Космическое пространство вокруг них вдруг заблистало мириадами звезд, невиданно стремительное вращение какой-то спиральной галактики выбрасывало наружу палящее пламя неистовых, разнузданных солнц. И тут свист, который поразил их вначале, сменился звуками ужасающего стенания, заполнившими собою весь корабль, — человеческие голоса просто тонули в этом вое.
Роффрей был поглощен наблюдением за показаниями приборов. Опыт, хоть и весьма ограниченный, управления устройствами, предназначенными для путешествий сквозь пространственно-временные континуумы, подсказывал ему, что корабль легко может проскочить через них и просто-напросто затеряться.
Приборы его корабля не были предназначены для столь дальних перелетов, Роффрей знал это, но каждый универсум, как часть общего мультиверсума, имел свои собственные координаты, и приборы, как бы грубы они ни были, все-таки улавливали разницу. Над основным лазерным экраном у Роффрея висела карта, позволяющая распознать тот универсум, где находилось человечество. Путь туда был опасен, Роффрей не мог даже с уверенностью сказать, возможен ли он вообще.
Звук тем временем все нарастал — теперь он вызывал уже болевые ощущения; из монотонного он превратился в пульсирующий, изматывающий нервы визг. Роффрей вошел в следующий слой.
Галактика, раскинувшаяся перед ними, была настоящей моделью ада: в ней бурлила лишенная какой-либо формы материя, расплывчатая, сверкающая, горящая чистыми, первозданными красками — красной, белой, черной, желтой, — беспорядочно и медленно переливающимися одна в другую. Это был универсум, проходящий стадию то ли зарождения, то ли распада.

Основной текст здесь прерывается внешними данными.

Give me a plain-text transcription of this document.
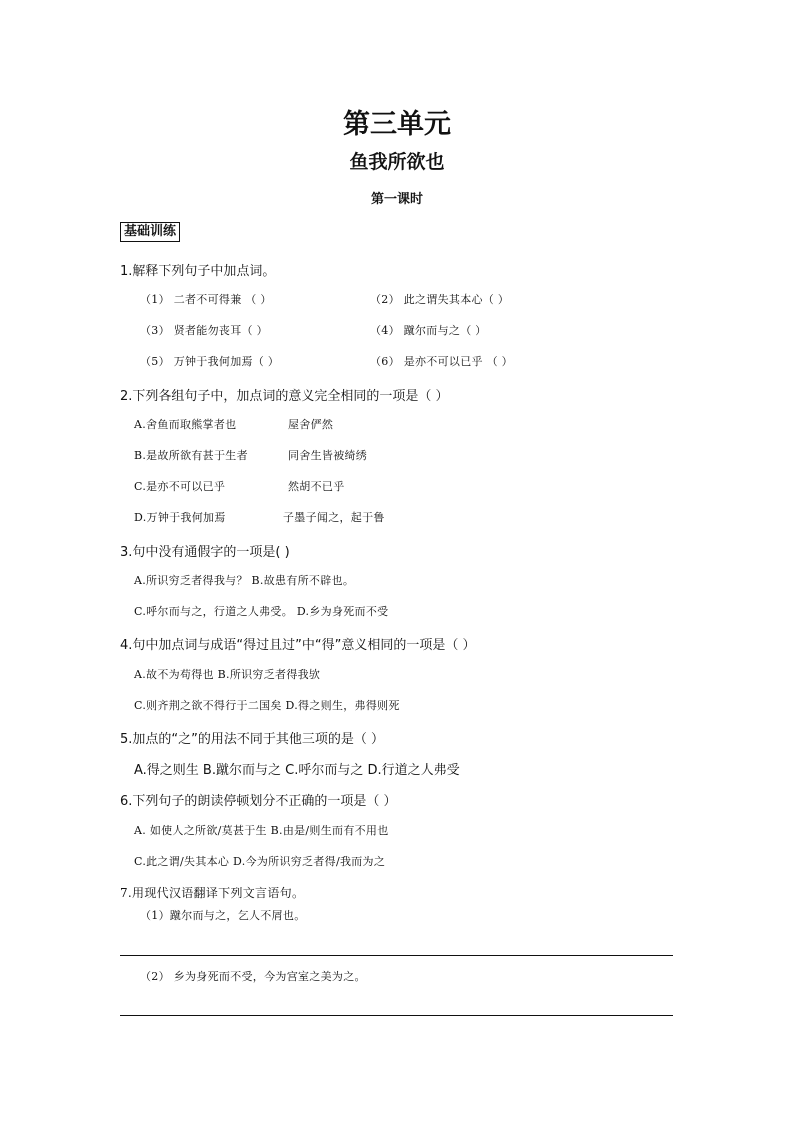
第三单元
鱼我所欲也
第一课时
基础训练
1.解释下列句子中加点词。
（1） 二者不可得兼 （ ）	（2） 此之谓失其本心（ ）
（3） 贤者能勿丧耳（ ）	（4） 蹴尔而与之（ ）
（5） 万钟于我何加焉（ ）	（6） 是亦不可以已乎 （ ）
2.下列各组句子中，加点词的意义完全相同的一项是（ ）
A.舍鱼而取熊掌者也	屋舍俨然
B.是故所欲有甚于生者	同舍生皆被绮绣
C.是亦不可以已乎	然胡不已乎
D.万钟于我何加焉	子墨子闻之，起于鲁
3.句中没有通假字的一项是( )
A.所识穷乏者得我与？ B.故患有所不辟也。
C.呼尔而与之，行道之人弗受。 D.乡为身死而不受
4.句中加点词与成语“得过且过”中“得”意义相同的一项是（ ）
A.故不为苟得也 B.所识穷乏者得我欤
C.则齐荆之欲不得行于二国矣 D.得之则生，弗得则死
5.加点的“之”的用法不同于其他三项的是（ ）
A.得之则生 B.蹴尔而与之 C.呼尔而与之 D.行道之人弗受
6.下列句子的朗读停顿划分不正确的一项是（ ）
A. 如使人之所欲/莫甚于生 B.由是/则生而有不用也
C.此之谓/失其本心 D.今为所识穷乏者得/我而为之
7.用现代汉语翻译下列文言语句。
（1）蹴尔而与之，乞人不屑也。
（2） 乡为身死而不受，今为宫室之美为之。
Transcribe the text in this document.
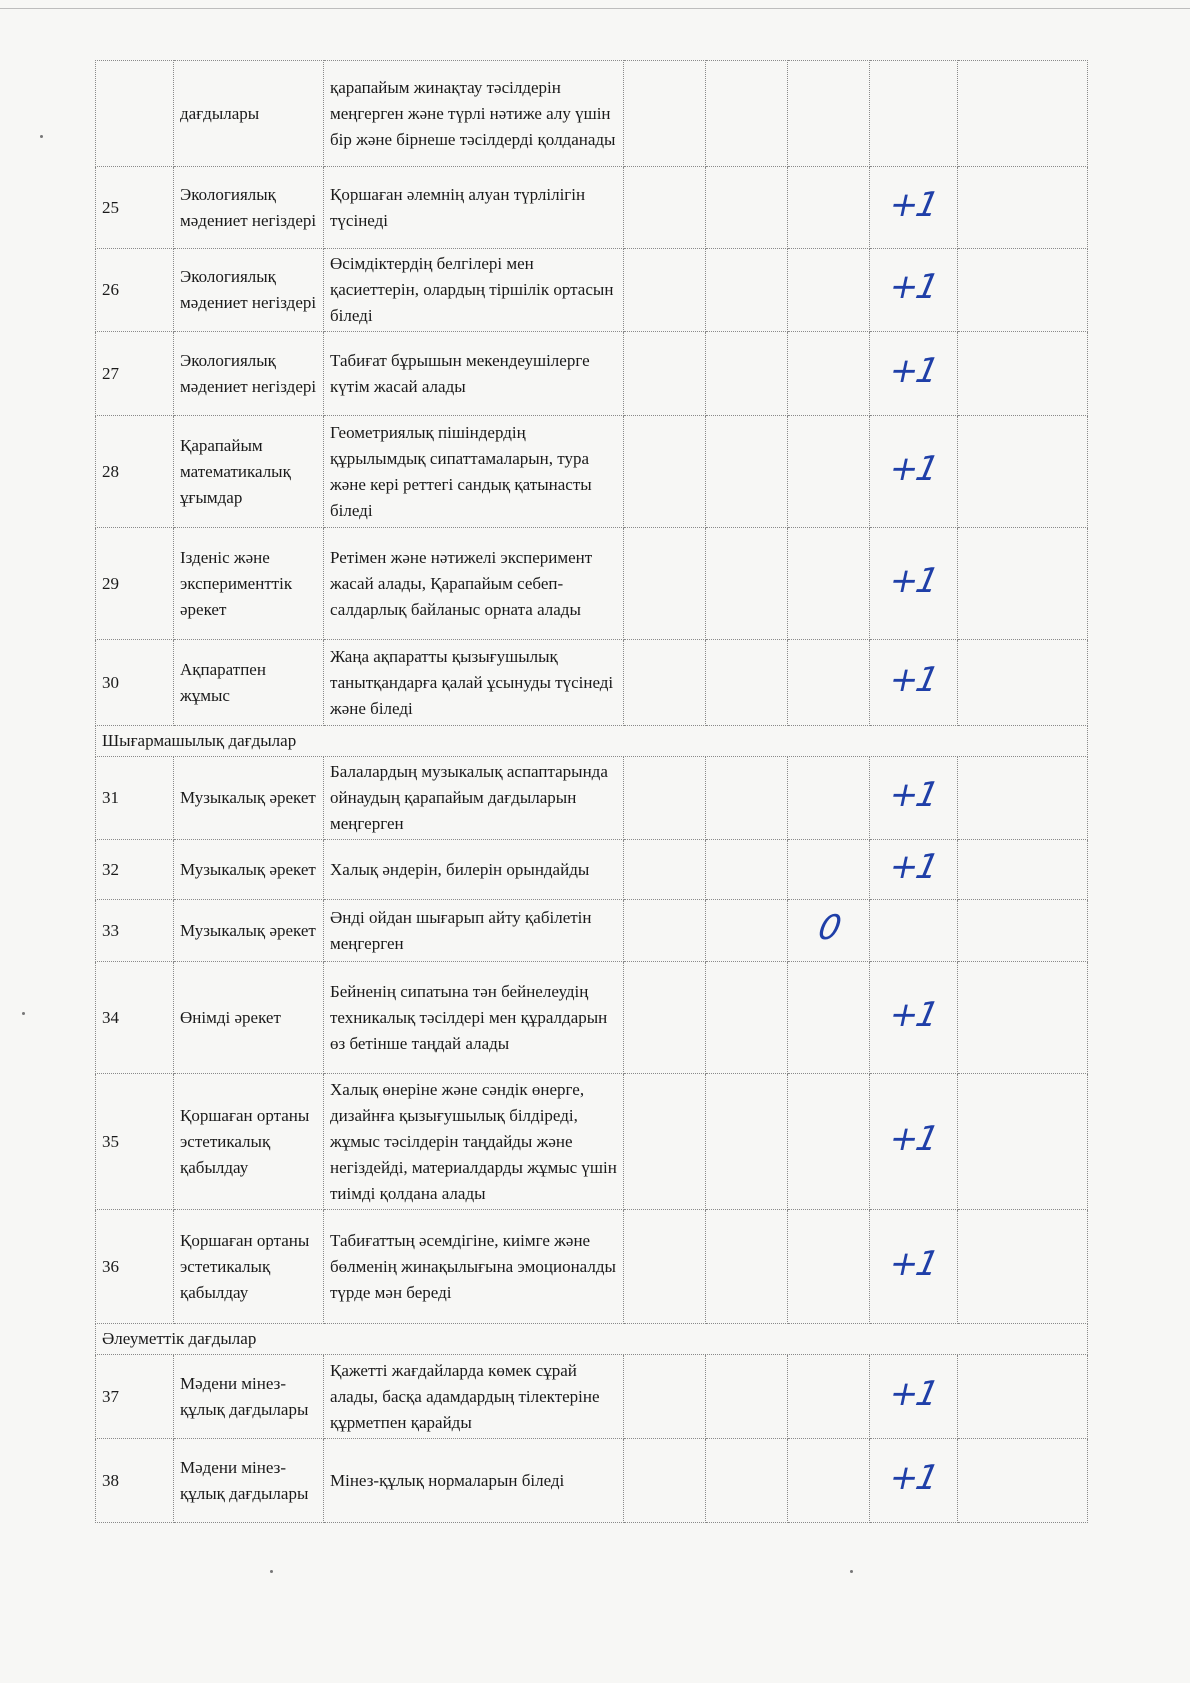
	дағдылары	қарапайым жинақтау тәсілдерін меңгерген және түрлі нәтиже алу үшін бір және бірнеше тәсілдерді қолданады					
25	Экологиялық мәдениет негіздері	Қоршаған әлемнің алуан түрлілігін түсінеді				+1	
26	Экологиялық мәдениет негіздері	Өсімдіктердің белгілері мен қасиеттерін, олардың тіршілік ортасын біледі				+1	
27	Экологиялық мәдениет негіздері	Табиғат бұрышын мекендеушілерге күтім жасай алады				+1	
28	Қарапайым математикалық ұғымдар	Геометриялық пішіндердің құрылымдық сипаттамаларын, тура және кері реттегі сандық қатынасты біледі				+1	
29	Ізденіс және эксперименттік әрекет	Ретімен және нәтижелі эксперимент жасай алады, Қарапайым себеп-салдарлық байланыс орната алады				+1	
30	Ақпаратпен жұмыс	Жаңа ақпаратты қызығушылық танытқандарға қалай ұсынуды түсінеді және біледі				+1	
Шығармашылық дағдылар							
31	Музыкалық әрекет	Балалардың музыкалық аспаптарында ойнаудың қарапайым дағдыларын меңгерген				+1	
32	Музыкалық әрекет	Халық әндерін, билерін орындайды				+1	
33	Музыкалық әрекет	Әнді ойдан шығарып айту қабілетін меңгерген			0		
34	Өнімді әрекет	Бейненің сипатына тән бейнелеудің техникалық тәсілдері мен құралдарын өз бетінше таңдай алады				+1	
35	Қоршаған ортаны эстетикалық қабылдау	Халық өнеріне және сәндік өнерге, дизайнға қызығушылық білдіреді, жұмыс тәсілдерін таңдайды және негіздейді, материалдарды жұмыс үшін тиімді қолдана алады				+1	
36	Қоршаған ортаны эстетикалық қабылдау	Табиғаттың әсемдігіне, киімге және бөлменің жинақылығына эмоционалды түрде мән береді				+1	
Әлеуметтік дағдылар							
37	Мәдени мінез-құлық дағдылары	Қажетті жағдайларда көмек сұрай алады, басқа адамдардың тілектеріне құрметпен қарайды				+1	
38	Мәдени мінез-құлық дағдылары	Мінез-құлық нормаларын біледі				+1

Стояло почти полное безмолвие, когда Роффрей покидал этот континуум и входил в следующий. Все это время он, не переставая, бодро насвистывал что-то легкомысленное. Внезапно веселое насвистывание оборвалось — он услышал, как Мери застонала.
Они находились в самом центре какой-то галактики.
Везде, куда ни кинь глаз, лежали скопления звезд. Роффрей изумленно смотрел на них, его удивляло, что субстанция, заполняющая пространство вокруг них, казалось, непрерывно струится, все время неузнаваемо меняя, смазывая картину их расположения, да и сам вид этих звезд.
Но вот корабль миновал загадочные звезды и попал в бурлящую темноту газообразной массы, которая постепенно обретала какие-то чудовищные, смутно знакомые формы; это зрелище вызвало у Роффрея странное омерзение, он отвернулся и сосредоточился на приборах.